Start off the day with breakfast right on the beach at Bombora’s Kiosk in Torquay. Located parallel to The Esplanade, watch the waves roll in at Fisherman’s Beach, better known to the local as ‘Fisho’s’.
Access the Great Ocean Road via Surfcoast Highway in Torquay. Once you are on the Great Ocean Road, shortly take a left hand turn onto Bells Boulevarde, then another left on Bones Road to Bells Beach Road, the prime tourist destination to spot some great surf and surfers! Bells Beach is where the Rip Curl pro surfing competition is held every Easter and definitely worth a detour. The swell and current is very powerful though so if you plan on swimming, do it with caution. There are plenty of lookout points to marvel at this iconic Australian beach, so I recommend taking in the view from this safe distance instead!
Next, you’ll drive through the quaint beachside towns of Anglesea and Aireys Inlet where the main street represents some of what the more built up surfcoast towns used to be. Stretch your legs at the Aireys Inlet Lighthouse, popular for the buildings pivotal role in Australia’s childrens program ‘Round the Twist’. Feel like a coffee? Mr T & Me is a great place to go in Aireys for a nice cappuccino or organic juice. The Great Ocean Road Memorial is just past Aireys Inlet and is a popular spot for photos as well as a look into its historical past with statues of the volunteers who built the road.
The Great Ocean Road to Lorne is where it starts to get truly rugged as you bypass creeks and secluded beaches with your car or mode of transport surrounded by windswept coastline on one side and weathered rock on the other. I suggest rolling down your window to breathe in the sea air fragranted with fresh gum from the gumtrees. Keep your eyes peeled for Koalas!
When you reach the bustling town of Lorne, filled with a mix of locals and holiday makers, the road will cross paths with Erskine River and wind itself around the main street of shops. The town of Lorne is definitely worth meandering through as there is an abundance of nice restaurants, cafes and a few surf wear shops. For lunch, I recommend getting a pie from Louttit Bay Bakeryand sitting across the road on a picnic table to have a lunch with a coastal view. Just watch out for those cockatoos who fancy a bit of your sausage roll too! Stop at Teddy’s Lookout just after the main street of Lorne for another photograph opportunity as this view is truly unreal.

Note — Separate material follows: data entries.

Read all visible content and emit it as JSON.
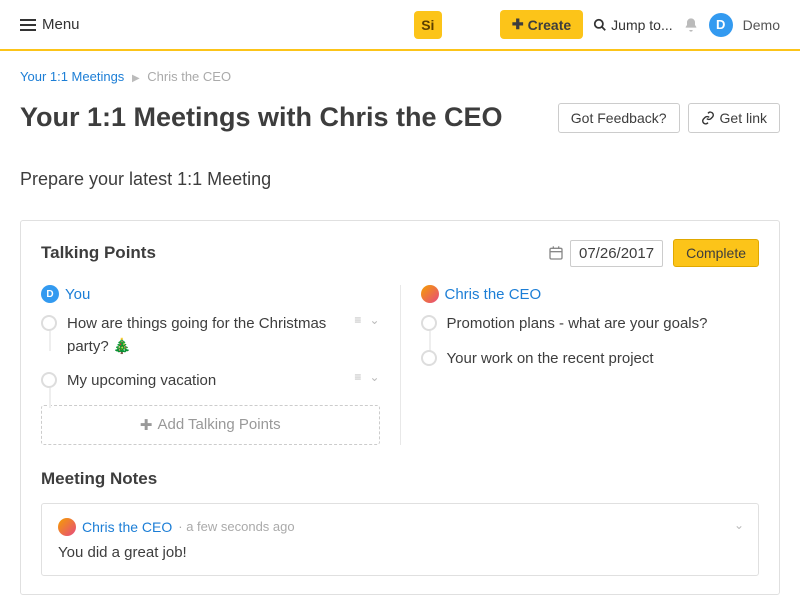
{
  "topbar": {
    "menu_label": "Menu",
    "logo_text": "Si",
    "create_label": "Create",
    "jump_label": "Jump to...",
    "user_initial": "D",
    "user_name": "Demo"
  },
  "breadcrumb": {
    "root": "Your 1:1 Meetings",
    "current": "Chris the CEO"
  },
  "page": {
    "title": "Your 1:1 Meetings with Chris the CEO",
    "feedback_btn": "Got Feedback?",
    "getlink_btn": "Get link",
    "prepare_label": "Prepare your latest 1:1 Meeting"
  },
  "talking_points": {
    "title": "Talking Points",
    "date": "07/26/2017",
    "complete_btn": "Complete",
    "you": {
      "initial": "D",
      "label": "You",
      "items": [
        "How are things going for the Christmas party? 🎄",
        "My upcoming vacation"
      ],
      "add_label": "Add Talking Points"
    },
    "other": {
      "label": "Chris the CEO",
      "items": [
        "Promotion plans - what are your goals?",
        "Your work on the recent project"
      ]
    }
  },
  "meeting_notes": {
    "title": "Meeting Notes",
    "note": {
      "author": "Chris the CEO",
      "time": "· a few seconds ago",
      "body": "You did a great job!"
    }
  }
}
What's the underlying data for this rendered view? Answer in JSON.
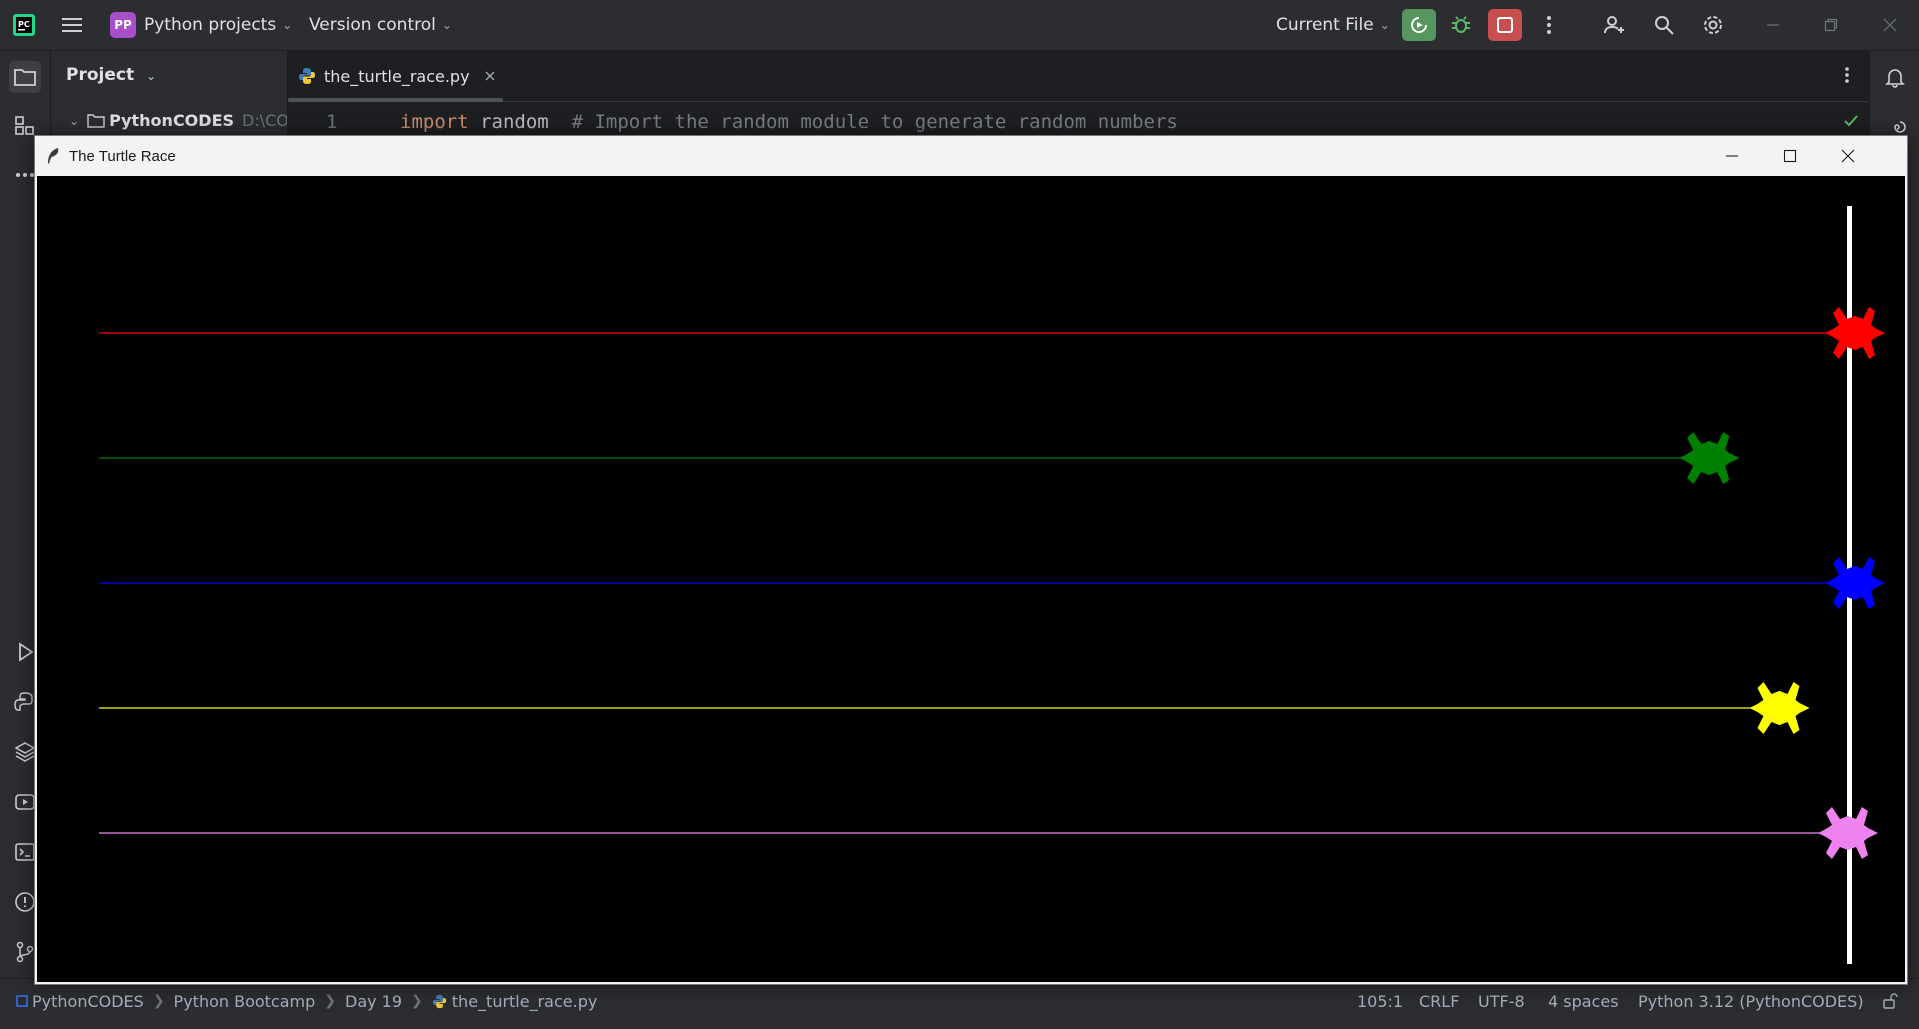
{
  "ide": {
    "project_badge": "PP",
    "project_name": "Python projects",
    "vcs": "Version control",
    "run_config": "Current File",
    "colors": {
      "run": "#57965c",
      "stop": "#c94f4f",
      "badge": "#a64ecb"
    }
  },
  "project_panel": {
    "title": "Project",
    "root_name": "PythonCODES",
    "root_path": "D:\\CO"
  },
  "editor": {
    "tab_label": "the_turtle_race.py",
    "line_number": "1",
    "code_keyword": "import",
    "code_text": " random  ",
    "code_comment": "# Import the random module to generate random numbers"
  },
  "turtle_window": {
    "title": "The Turtle Race",
    "racers": [
      {
        "color": "red",
        "progress": 1.0
      },
      {
        "color": "green",
        "progress": 0.917
      },
      {
        "color": "blue",
        "progress": 1.0
      },
      {
        "color": "yellow",
        "progress": 0.957
      },
      {
        "color": "violet",
        "progress": 0.996
      }
    ],
    "finish_line_color": "white"
  },
  "statusbar": {
    "crumbs": [
      "PythonCODES",
      "Python Bootcamp",
      "Day 19",
      "the_turtle_race.py"
    ],
    "position": "105:1",
    "line_sep": "CRLF",
    "encoding": "UTF-8",
    "indent": "4 spaces",
    "interpreter": "Python 3.12 (PythonCODES)"
  }
}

Follow the road for another 17 kilometres to get to the somewhat remote, picturesque and tiny town of Wye River. Consisting of a general store, a holiday park and beach houses dotted around the hillside, Wye River has a charm like no other destination along this road. Have a delicious meal in the Wye General Store, named such as it doubles as a convenience store and a gourmet deli. Then relax in one of the many holiday rentals Wye River has to offer, by putting your feet up for a well deserved break, looking out over the Great Ocean Road and the oceans rippling waves.